The memorandums of understanding they signed are commitments by both countries to work together through bilateral and multilateral avenues to advance the African economic integration and development agenda as envisaged in Agenda 2063.

In a joint media briefing at the Jubilee House in Accra on Saturday evening‚ Ramaphosa and Akufo-Addo presented a united front on addressing poverty and recovery from the devastation of the Covid-19 pandemic, as well as the huge unemployment plaguing  the countries.

Both governments‚ who enjoy a good relationship‚ signed four agreements including international relations‚ transport‚ agriculture and gender. Two more agreements are expected to be signed virtually.

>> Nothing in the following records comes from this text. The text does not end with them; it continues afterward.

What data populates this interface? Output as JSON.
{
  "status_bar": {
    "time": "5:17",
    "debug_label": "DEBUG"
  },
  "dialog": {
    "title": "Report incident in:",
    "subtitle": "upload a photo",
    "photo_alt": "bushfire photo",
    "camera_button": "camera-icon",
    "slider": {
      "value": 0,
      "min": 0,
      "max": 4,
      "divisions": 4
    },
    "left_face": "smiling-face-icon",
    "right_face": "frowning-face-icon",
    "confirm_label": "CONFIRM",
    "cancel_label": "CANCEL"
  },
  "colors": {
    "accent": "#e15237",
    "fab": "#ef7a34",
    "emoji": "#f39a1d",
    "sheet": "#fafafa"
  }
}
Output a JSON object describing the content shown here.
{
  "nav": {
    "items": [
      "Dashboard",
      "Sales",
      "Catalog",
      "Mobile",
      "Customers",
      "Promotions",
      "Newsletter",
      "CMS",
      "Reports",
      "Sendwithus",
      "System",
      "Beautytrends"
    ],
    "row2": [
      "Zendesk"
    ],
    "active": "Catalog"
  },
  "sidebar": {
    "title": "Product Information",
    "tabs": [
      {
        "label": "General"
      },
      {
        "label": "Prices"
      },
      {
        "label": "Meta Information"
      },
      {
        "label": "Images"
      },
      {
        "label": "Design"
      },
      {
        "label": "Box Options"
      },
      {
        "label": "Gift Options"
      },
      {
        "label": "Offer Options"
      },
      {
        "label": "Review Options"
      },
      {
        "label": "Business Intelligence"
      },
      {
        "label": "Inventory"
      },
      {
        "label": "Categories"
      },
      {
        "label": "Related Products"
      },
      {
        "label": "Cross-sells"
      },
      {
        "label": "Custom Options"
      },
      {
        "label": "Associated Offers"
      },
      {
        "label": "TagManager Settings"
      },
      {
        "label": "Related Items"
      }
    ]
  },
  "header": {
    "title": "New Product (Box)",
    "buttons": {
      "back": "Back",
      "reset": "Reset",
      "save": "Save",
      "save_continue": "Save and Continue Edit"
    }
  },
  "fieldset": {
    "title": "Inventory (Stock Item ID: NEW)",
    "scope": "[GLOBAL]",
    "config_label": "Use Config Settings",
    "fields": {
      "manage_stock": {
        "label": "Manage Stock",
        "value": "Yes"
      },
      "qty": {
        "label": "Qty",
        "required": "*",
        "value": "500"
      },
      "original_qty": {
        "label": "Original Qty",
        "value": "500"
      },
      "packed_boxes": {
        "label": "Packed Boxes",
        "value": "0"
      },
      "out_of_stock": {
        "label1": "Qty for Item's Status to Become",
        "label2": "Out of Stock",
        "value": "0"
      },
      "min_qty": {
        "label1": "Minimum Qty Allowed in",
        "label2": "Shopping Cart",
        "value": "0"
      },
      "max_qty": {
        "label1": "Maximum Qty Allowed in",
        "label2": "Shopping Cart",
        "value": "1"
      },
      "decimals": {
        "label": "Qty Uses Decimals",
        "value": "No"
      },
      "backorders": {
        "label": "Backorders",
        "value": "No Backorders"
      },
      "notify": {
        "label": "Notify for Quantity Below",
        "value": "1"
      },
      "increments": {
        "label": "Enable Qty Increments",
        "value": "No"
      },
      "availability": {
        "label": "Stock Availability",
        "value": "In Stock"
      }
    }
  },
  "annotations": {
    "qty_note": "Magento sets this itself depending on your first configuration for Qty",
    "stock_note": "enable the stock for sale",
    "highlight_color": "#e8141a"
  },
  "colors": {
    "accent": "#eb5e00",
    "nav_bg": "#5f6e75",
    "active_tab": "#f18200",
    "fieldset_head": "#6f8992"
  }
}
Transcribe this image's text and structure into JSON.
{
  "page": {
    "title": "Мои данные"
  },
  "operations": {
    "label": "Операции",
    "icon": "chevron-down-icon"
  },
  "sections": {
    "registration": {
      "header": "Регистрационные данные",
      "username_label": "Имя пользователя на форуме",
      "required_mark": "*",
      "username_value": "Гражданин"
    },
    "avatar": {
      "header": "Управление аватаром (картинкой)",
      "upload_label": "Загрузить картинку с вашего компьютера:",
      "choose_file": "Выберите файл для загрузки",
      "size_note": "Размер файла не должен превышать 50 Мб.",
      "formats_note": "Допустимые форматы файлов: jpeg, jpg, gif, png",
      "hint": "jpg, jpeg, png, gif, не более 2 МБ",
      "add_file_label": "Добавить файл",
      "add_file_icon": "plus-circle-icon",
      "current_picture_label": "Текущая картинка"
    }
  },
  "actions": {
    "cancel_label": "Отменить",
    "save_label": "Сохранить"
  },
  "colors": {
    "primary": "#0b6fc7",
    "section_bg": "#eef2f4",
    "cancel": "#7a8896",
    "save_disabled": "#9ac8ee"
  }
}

“The Africa Continental Free Trade Area (AfCFTA) is a means of achieving this and it confirms that the economic development of our continent is a responsibility that we share and from which we can all benefit‚” said Ramaphosa.

Africa‚ he said‚ needs to stop relying on others and focus on its industrialisation and increased manufacturing capacity.

Ramaphosa said: “It is about time that we develop regional value chains for our own agro-processed goods. We should further explore new areas of economic‚ trade and investment co-operation‚ especially in Ghana’s key sectors such as roads and railway infrastructure‚ mining‚ energy‚ manufacturing and agro-processing.”

SA has more than 200 companies registered in Ghana employing about 20‚000 Ghanaians and 500 expatriates‚ according to data from Ghana’s Investment Promotion Centre.

SA companies have over the past 10 years undertaken 170 projects in Ghana with a capital investment valued at more than $1bn.

Ramaphosa thanked the Ghanaian president for his unwavering support amid travel bans by some African state over the Omicron Covid-19 variant, saying: “We appreciate this show of solidarity from Ghana in the light of travel bans imposed by some countries on SA and sister countries in the region in response to the detection of the Omicron variant of the coronavirus.”

Akufo-Addo said that the purpose of the visit was to “reaffirm the ties of co-operation and the bonds of friendship between the two countries”.

The two heads of state spoke at length about how the two governments can further boost their political and economic relations‚ cultural and people-to-people exchanges‚ as well as co-operation at the continental and multilateral levels.

He expressed his gratitude to Ramaphosa for supporting Ghana’s bid for the secretariat of the AfCFTA‚ and for a non-permanent seat at the UN Security Council.

“Ghana will make sure that Africa’s voice is heard loud and clear in the deliberations of the Security Council‚ both on matters affecting the continent and on global issues‚ and we will consult broadly to define Africa’s interests‚” he said.